On Thu, Sep 4, 2014 at 9:50 PM, Richard Stallman <rms-mXXj517/zsQ@public.gmane.org> wrote:
There are limits to how much effort we should make to deal with the
imponderable possibilities of sabotage.  Especially since there is so
much else we know that we need to do.  To throw away all our software
because of these possibilities would not make sense.

At no point did I say you _have_ to throw away your software. On the contrary, I have explained to you precisely how you could have a means by which you can gain assurance, whenever you need it and at very little effort, that in fact the software has very probably not been sabotaged. So instead of putting up what are quite frankly feeble arguments as to the unlikelihood of such an attack, you could have assurance that it was _in fact_ improbable, and you would be able to put a figure on the improbability, and you would be able to explain to anyone who cared to listen, how you had arrived at that figure.
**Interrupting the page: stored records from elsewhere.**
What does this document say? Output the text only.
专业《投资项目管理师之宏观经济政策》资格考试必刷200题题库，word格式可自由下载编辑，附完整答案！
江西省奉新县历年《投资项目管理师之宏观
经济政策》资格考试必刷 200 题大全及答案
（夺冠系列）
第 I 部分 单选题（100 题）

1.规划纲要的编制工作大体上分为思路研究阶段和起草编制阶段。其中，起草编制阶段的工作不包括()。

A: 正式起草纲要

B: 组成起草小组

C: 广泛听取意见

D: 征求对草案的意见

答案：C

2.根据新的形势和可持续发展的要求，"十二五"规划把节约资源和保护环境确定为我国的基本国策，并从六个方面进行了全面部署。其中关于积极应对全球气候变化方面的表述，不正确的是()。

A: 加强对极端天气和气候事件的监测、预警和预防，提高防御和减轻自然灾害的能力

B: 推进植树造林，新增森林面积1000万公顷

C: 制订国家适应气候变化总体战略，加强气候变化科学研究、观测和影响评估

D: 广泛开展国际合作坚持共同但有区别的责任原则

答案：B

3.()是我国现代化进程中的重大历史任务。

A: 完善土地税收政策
But you think this is a research project.

Well I am telling you now, for free, that it is not a research project, it is something that we can actually implement. Just because _you_ don't see how it could be done, does not mean it's impossible, because it may just be the case that there is something about semantics that _you_ don't know.
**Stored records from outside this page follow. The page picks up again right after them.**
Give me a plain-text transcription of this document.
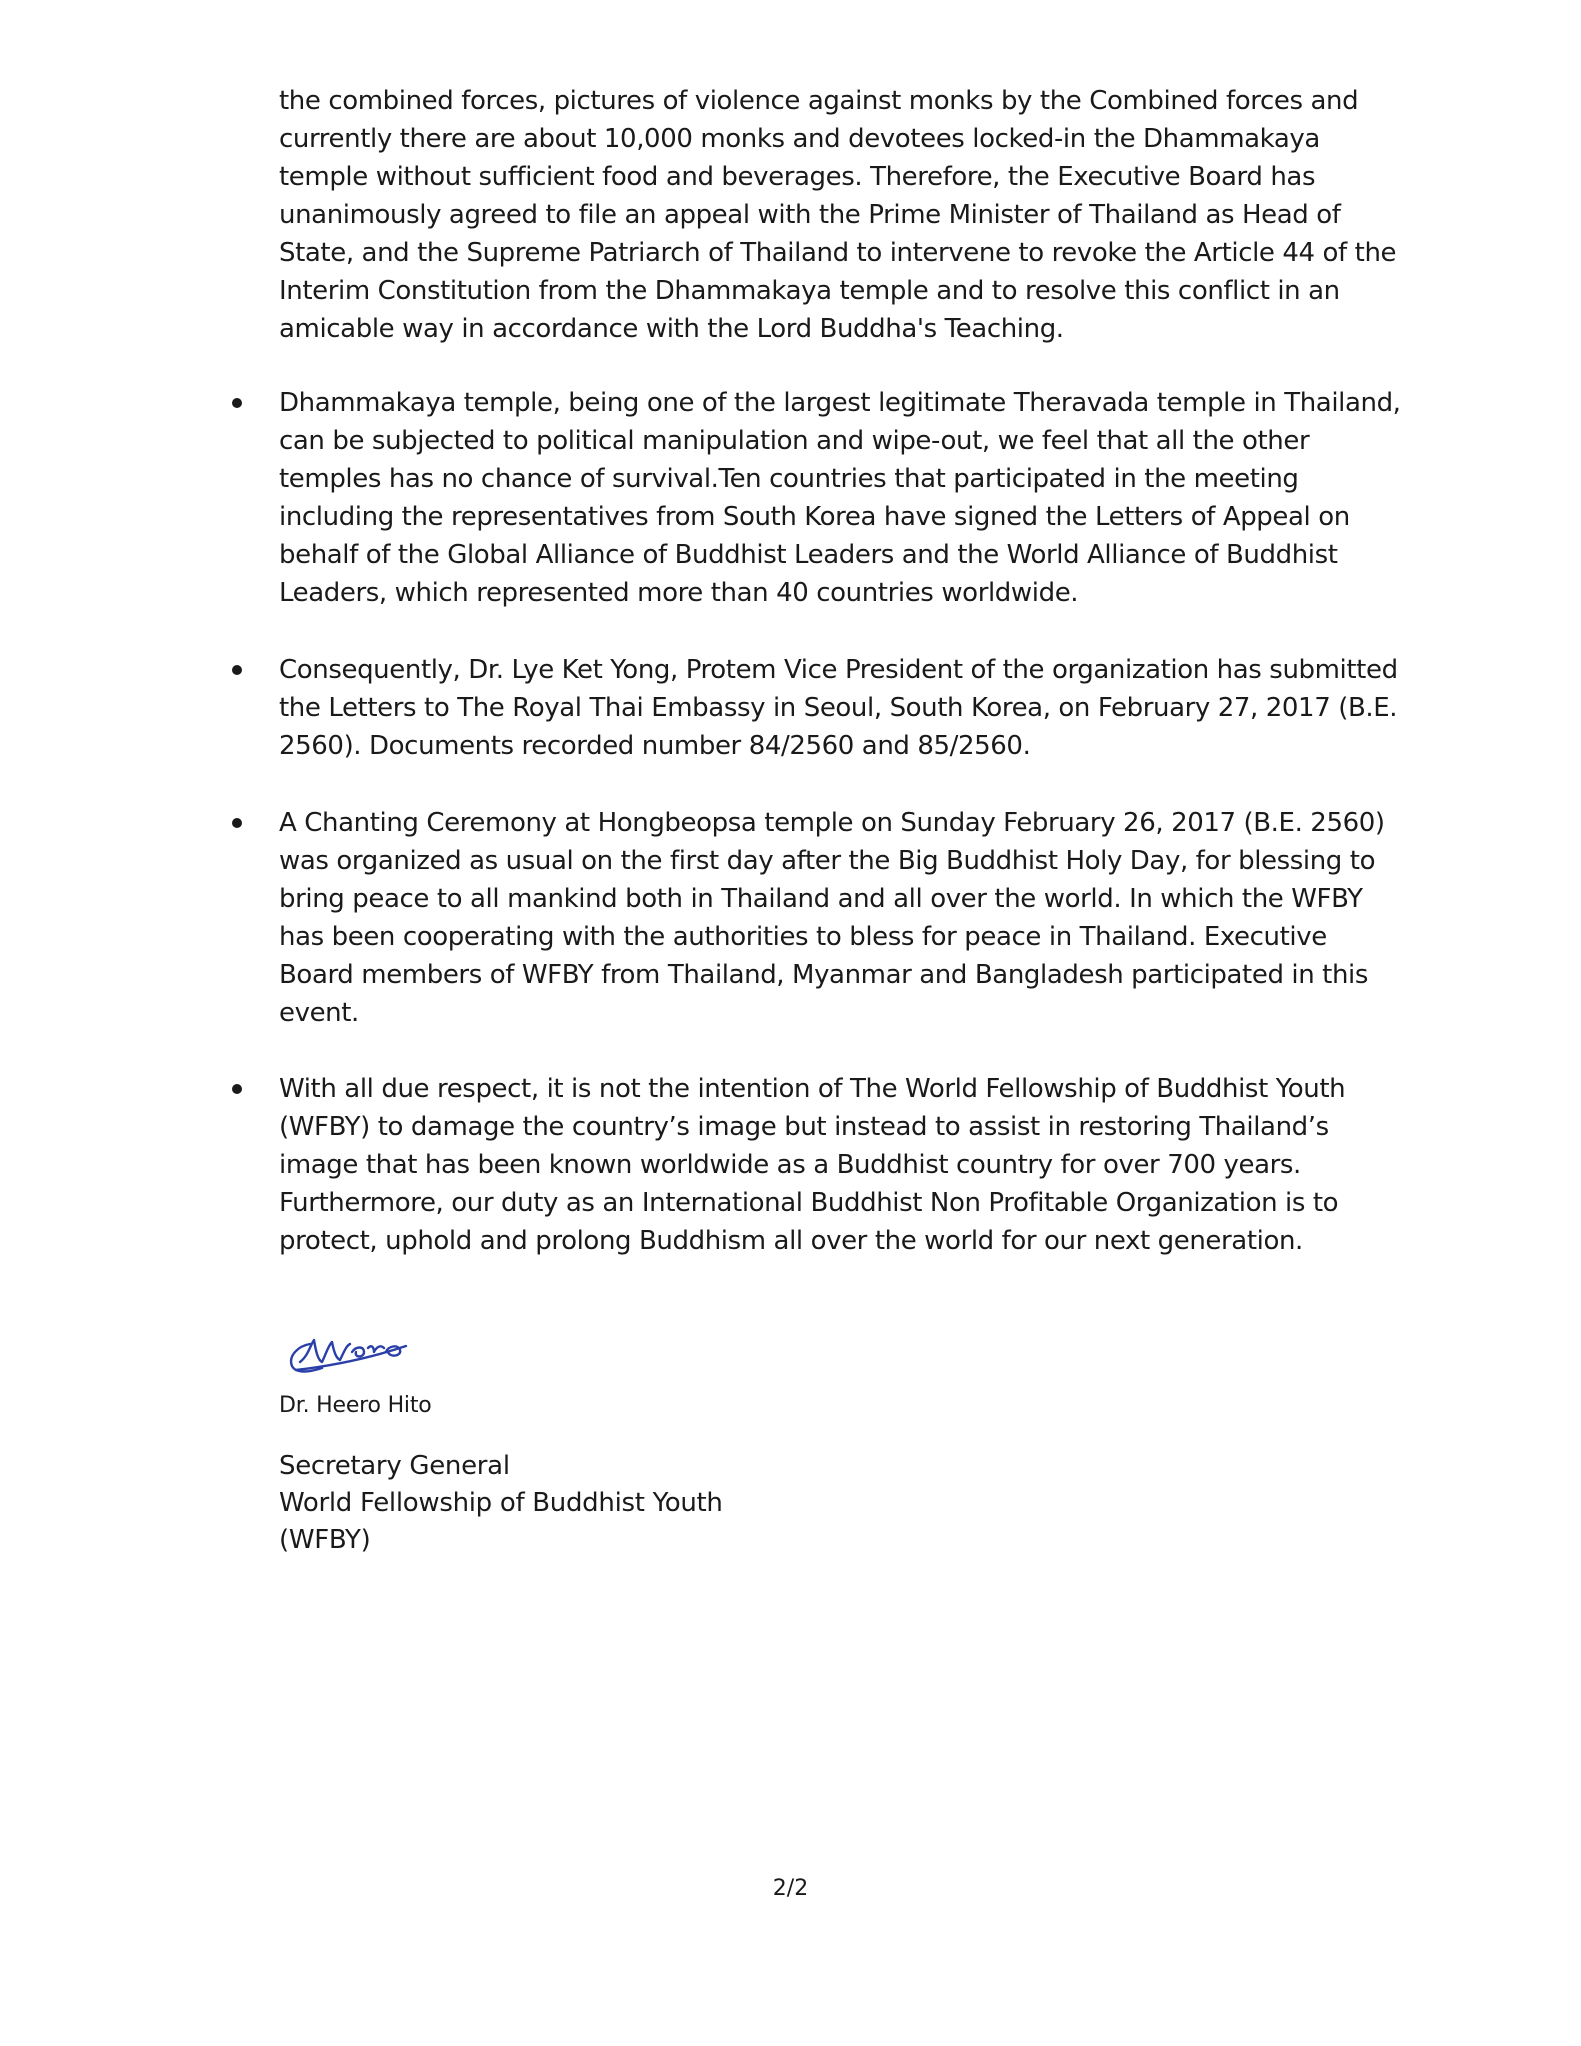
the combined forces, pictures of violence against monks by the Combined forces and currently there are about 10,000 monks and devotees locked-in the Dhammakaya temple without sufficient food and beverages. Therefore, the Executive Board has unanimously agreed to file an appeal with the Prime Minister of Thailand as Head of State, and the Supreme Patriarch of Thailand to intervene to revoke the Article 44 of the Interim Constitution from the Dhammakaya temple and to resolve this conflict in an amicable way in accordance with the Lord Buddha's Teaching.

Dhammakaya temple, being one of the largest legitimate Theravada temple in Thailand, can be subjected to political manipulation and wipe-out, we feel that all the other temples has no chance of survival.Ten countries that participated in the meeting including the representatives from South Korea have signed the Letters of Appeal on behalf of the Global Alliance of Buddhist Leaders and the World Alliance of Buddhist Leaders, which represented more than 40 countries worldwide.
Consequently, Dr. Lye Ket Yong, Protem Vice President of the organization has submitted the Letters to The Royal Thai Embassy in Seoul, South Korea, on February 27, 2017 (B.E. 2560). Documents recorded number 84/2560 and 85/2560.
A Chanting Ceremony at Hongbeopsa temple on Sunday February 26, 2017 (B.E. 2560) was organized as usual on the first day after the Big Buddhist Holy Day, for blessing to bring peace to all mankind both in Thailand and all over the world. In which the WFBY has been cooperating with the authorities to bless for peace in Thailand. Executive Board members of WFBY from Thailand, Myanmar and Bangladesh participated in this event.
With all due respect, it is not the intention of The World Fellowship of Buddhist Youth (WFBY) to damage the country’s image but instead to assist in restoring Thailand’s image that has been known worldwide as a Buddhist country for over 700 years. Furthermore, our duty as an International Buddhist Non Profitable Organization is to protect, uphold and prolong Buddhism all over the world for our next generation.
Dr. Heero Hito
Secretary General
World Fellowship of Buddhist Youth
(WFBY)
2/2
Now it is clear to everyone that you do not yet understand the problem because you write

> I think our community's distributed build practices would
> make it difficult for such a sabotage to hit the whole
> community.  Many GCC developers and redistributors
> have been bootstrapping for decades using their old versions.

The GCC developers don't ship object code, do they? So the compiler the GCC developers use is irrelevant. This is an object code trap door, it does not need to be in the source code.

But I sincerely doubt that the GCC developers have in fact bootstrapped from their old binaries for decades. What reason would they have to do that? They are just like me: I use whatever compiler binary is on the distribution, as long as it is capable of compiling my source, and their source can be compiled by any old gcc binary. But as I say, this is irrelevant.

The problem is this: it is impossible to bootstrap the GNU tool-chain from scratch because it's all written in C, and C is too complex a language to use for a definitional interpreter. So we always rely on the semantics determined by some C compiler binary, which semantics is what you call an imponderable.

What we need is a language with a simple semantics for which we can write interpreters from scratch. It will be slow, but that doesn't matter. All we need it for is to generate the reference compiler that we know is secure, and the reference tools that we use to verify that the object code produced by the full 740 MB of GCC source when compiled by the 74MB gcc binaries, is the same object code our reference compiler produces.

Now I think we can do this with GNU Guile and GNU Lightning. What we need is the semantics of lightning to be defined as program data: so we define the expansions of the lightning primitives as assembler in the various target architectures, and we formally define the mapping the instruction encoders for the various architectures use to map assembler to binary machine code instructions. Then we can automatically generate lightning assemblers in any source language for which we need it.

So we can have interpreters for languages that are capable of compiling their own bytecode interpreters and primitives. For example, Guile will be able to JIT compile all of what it now ships as C code, from scheme. So all it will need to bootstrap is a simple scheme interpreter. It could in in fact write that scheme interpreter itself, just by shipping out lightning codes implementing its bytecode interpreter, to a lightning compiler. Of course this scheme interpreter would be susceptible to sabotage if the lightning compiler were written in C.


I explained all of this in the PDF I sent to you two weeks ago, and which I sent to these lists.

All we need to do to implement this is to extract the data defining the instruction encoding that the assembler carries out for the various architectures, and get Paulo to write a data file formally defining the process by which lightning translates the lightning opcodes into assembler in the various architectures it supports. I explained in a post to that list that this need not be too hard to do: we only need a core subset of primitives with universal architecture support.

Now do you think this is pie in the sky, and "an interesting subject for research." If so, then why don't you explain to us all _why_ it is that you think that?